Photo credit: Tom Hines, Billions.
You probably wouldn’t have heard of Future Islands until 2014, but they had been around for at least ten years before then: touring incessantly and releasing lo-fi synth pop gems for their small cult following. The catalyst for the Baltimore synth-pop band’s success was their network television debut on the David Letterman Show. For me, it was a genuine ‘first time you hear The Beatles’ moment. Their sound is infectiously poppy, but with a razor sharp, retro edge. Evoking the best of New Order, Culture Club, and ABC, but with a dash of Captain Beefheart thrown in for good measure, they’re all your favourite 80s New Romantic bands ever wanted to be. But it was the voice and stage antics of frontman Samuel T. Herring that struck me most. He has a croon to match Rod Stewart, but a growl which would make him at home in any old school death metal band. One minute he’s side stepping and bobbing his head like a chicken, the next he’s slapping his face and punching his chest with emotion, his voice cracking as if he’s about to cry.

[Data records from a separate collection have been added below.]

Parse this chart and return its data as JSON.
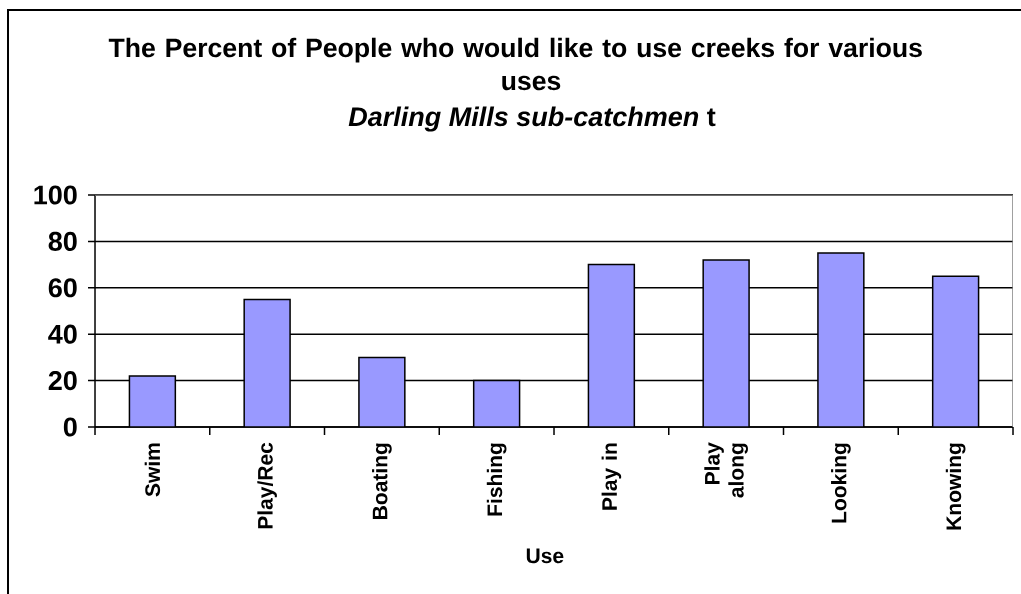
{
  "chart_data": {
    "type": "bar",
    "title": "The Percent of People who would like to use creeks for various uses",
    "subtitle": "*Darling Mills sub-catchmen* t",
    "xlabel": "Use",
    "categories": [
      "Swim",
      "Play/Rec",
      "Boating",
      "Fishing",
      "Play in",
      "Play along",
      "Looking",
      "Knowing"
    ],
    "values": [
      22,
      55,
      30,
      20,
      70,
      72,
      75,
      65
    ],
    "color": "#9999ff",
    "ylim": [
      0,
      100
    ],
    "yticks": [
      0,
      20,
      40,
      60,
      80,
      100
    ],
    "grid": "y"
  }
}
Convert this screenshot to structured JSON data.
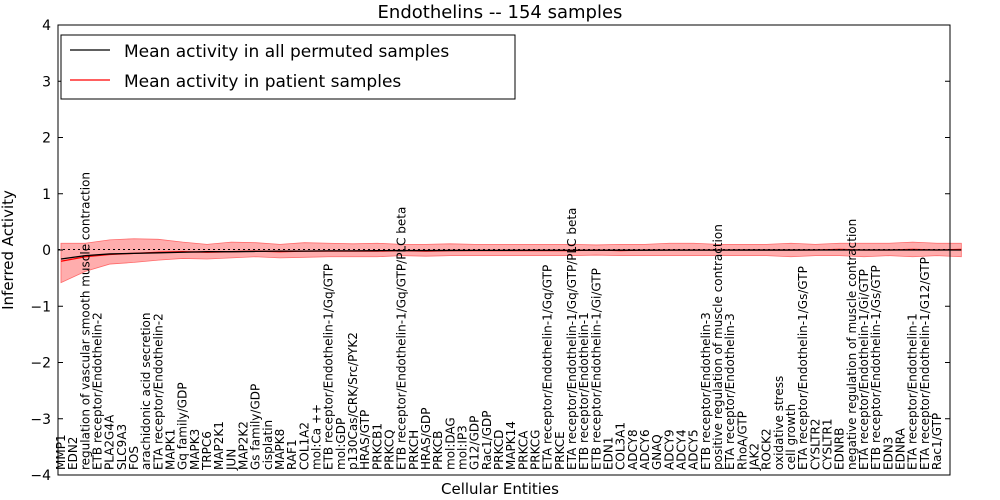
{
  "chart_data": {
    "type": "line",
    "title": "Endothelins -- 154 samples",
    "xlabel": "Cellular Entities",
    "ylabel": "Inferred Activity",
    "ylim": [
      -4,
      4
    ],
    "yticks": [
      "−4",
      "−3",
      "−2",
      "−1",
      "0",
      "1",
      "2",
      "3",
      "4"
    ],
    "grid": false,
    "legend_position": "top-left",
    "categories": [
      "MMP1",
      "EDN2",
      "regulation of vascular smooth muscle contraction",
      "ETB receptor/Endothelin-2",
      "PLA2G4A",
      "SLC9A3",
      "FOS",
      "arachidonic acid secretion",
      "ETA receptor/Endothelin-2",
      "MAPK1",
      "Gq family/GDP",
      "MAPK3",
      "TRPC6",
      "MAP2K1",
      "JUN",
      "MAP2K2",
      "Gs family/GDP",
      "cisplatin",
      "MAPK8",
      "RAF1",
      "COL1A2",
      "mol:Ca ++",
      "ETB receptor/Endothelin-1/Gq/GTP",
      "mol:GDP",
      "p130Cas/CRK/Src/PYK2",
      "HRAS/GTP",
      "PRKCB1",
      "PRKCQ",
      "ETB receptor/Endothelin-1/Gq/GTP/PLC beta",
      "PRKCH",
      "HRAS/GDP",
      "PRKCB",
      "mol:DAG",
      "mol:IP3",
      "G12/GDP",
      "Rac1/GDP",
      "PRKCD",
      "MAPK14",
      "PRKCA",
      "PRKCG",
      "ETA receptor/Endothelin-1/Gq/GTP",
      "PRKCE",
      "ETA receptor/Endothelin-1/Gq/GTP/PLC beta",
      "ETB receptor/Endothelin-1",
      "ETB receptor/Endothelin-1/Gi/GTP",
      "EDN1",
      "COL3A1",
      "ADCY8",
      "ADCY6",
      "GNAQ",
      "ADCY9",
      "ADCY4",
      "ADCY5",
      "ETB receptor/Endothelin-3",
      "positive regulation of muscle contraction",
      "ETA receptor/Endothelin-3",
      "RhoA/GTP",
      "JAK2",
      "ROCK2",
      "oxidative stress",
      "cell growth",
      "ETA receptor/Endothelin-1/Gs/GTP",
      "CYSLTR2",
      "CYSLTR1",
      "EDNRB",
      "negative regulation of muscle contraction",
      "ETA receptor/Endothelin-1/Gi/GTP",
      "ETB receptor/Endothelin-1/Gs/GTP",
      "EDN3",
      "EDNRA",
      "ETA receptor/Endothelin-1",
      "ETA receptor/Endothelin-1/G12/GTP",
      "Rac1/GTP"
    ],
    "series": [
      {
        "name": "Mean activity in all permuted samples",
        "color": "#000000"
      },
      {
        "name": "Mean activity in patient samples",
        "color": "#ff0000"
      }
    ],
    "permuted_x": [
      0,
      2,
      4,
      6,
      8,
      10,
      12,
      14,
      16,
      18,
      20,
      22,
      24,
      26,
      28,
      30,
      32,
      34,
      36,
      38,
      40,
      42,
      44,
      46,
      48,
      50,
      52,
      54,
      56,
      58,
      60,
      62,
      64,
      66,
      68,
      70,
      72,
      74
    ],
    "permuted_mean": [
      -0.16,
      -0.1,
      -0.07,
      -0.06,
      -0.05,
      -0.04,
      -0.03,
      -0.03,
      -0.025,
      -0.02,
      -0.02,
      -0.015,
      -0.015,
      -0.012,
      -0.01,
      -0.01,
      -0.008,
      -0.007,
      -0.006,
      -0.005,
      -0.005,
      -0.004,
      -0.004,
      -0.003,
      -0.003,
      -0.002,
      -0.002,
      -0.002,
      -0.001,
      -0.001,
      -0.001,
      0,
      0,
      0,
      0,
      0,
      0,
      0
    ],
    "patient_x": [
      0,
      2,
      4,
      6,
      8,
      10,
      12,
      14,
      16,
      18,
      20,
      22,
      24,
      26,
      28,
      30,
      32,
      34,
      36,
      38,
      40,
      42,
      44,
      46,
      48,
      50,
      52,
      54,
      56,
      58,
      60,
      62,
      64,
      66,
      68,
      70,
      72,
      74
    ],
    "patient_mean": [
      -0.2,
      -0.12,
      -0.08,
      -0.06,
      -0.04,
      -0.03,
      -0.04,
      -0.03,
      -0.02,
      -0.03,
      -0.02,
      -0.02,
      -0.02,
      -0.02,
      -0.01,
      -0.02,
      -0.01,
      -0.01,
      -0.01,
      -0.01,
      -0.01,
      -0.01,
      0,
      -0.01,
      0,
      0,
      0,
      0,
      0,
      0,
      0,
      0,
      0.01,
      0,
      0,
      0.01,
      0,
      0.01
    ],
    "patient_upper": [
      0.12,
      0.12,
      0.18,
      0.2,
      0.19,
      0.14,
      0.1,
      0.14,
      0.13,
      0.1,
      0.13,
      0.12,
      0.11,
      0.12,
      0.1,
      0.1,
      0.11,
      0.1,
      0.1,
      0.1,
      0.1,
      0.1,
      0.09,
      0.1,
      0.1,
      0.12,
      0.12,
      0.1,
      0.1,
      0.1,
      0.12,
      0.1,
      0.12,
      0.12,
      0.12,
      0.14,
      0.12,
      0.12
    ],
    "patient_lower": [
      -0.58,
      -0.38,
      -0.25,
      -0.22,
      -0.18,
      -0.15,
      -0.16,
      -0.14,
      -0.12,
      -0.14,
      -0.13,
      -0.12,
      -0.12,
      -0.12,
      -0.1,
      -0.11,
      -0.1,
      -0.1,
      -0.1,
      -0.1,
      -0.1,
      -0.1,
      -0.09,
      -0.1,
      -0.1,
      -0.1,
      -0.1,
      -0.1,
      -0.1,
      -0.1,
      -0.12,
      -0.1,
      -0.1,
      -0.12,
      -0.1,
      -0.12,
      -0.1,
      -0.12
    ]
  }
}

You’re likely to see him sensually grooving like a stripper, but equally likely to see him gesticulating like a revivalist preacher. It really has to be seen to be believed. It’s funny, but strangely effective and affecting.
Their latest album The Far Field, is their most desperately sad and nuanced yet, with themes of broken relationships and shrinking from the world. That being said, it is also, perhaps, their most danceable. Future Islands are definitely one of the best bands in the world right now, but listening to them on record doesn’t do them full justice: it’s in the live setting that they really come into their own.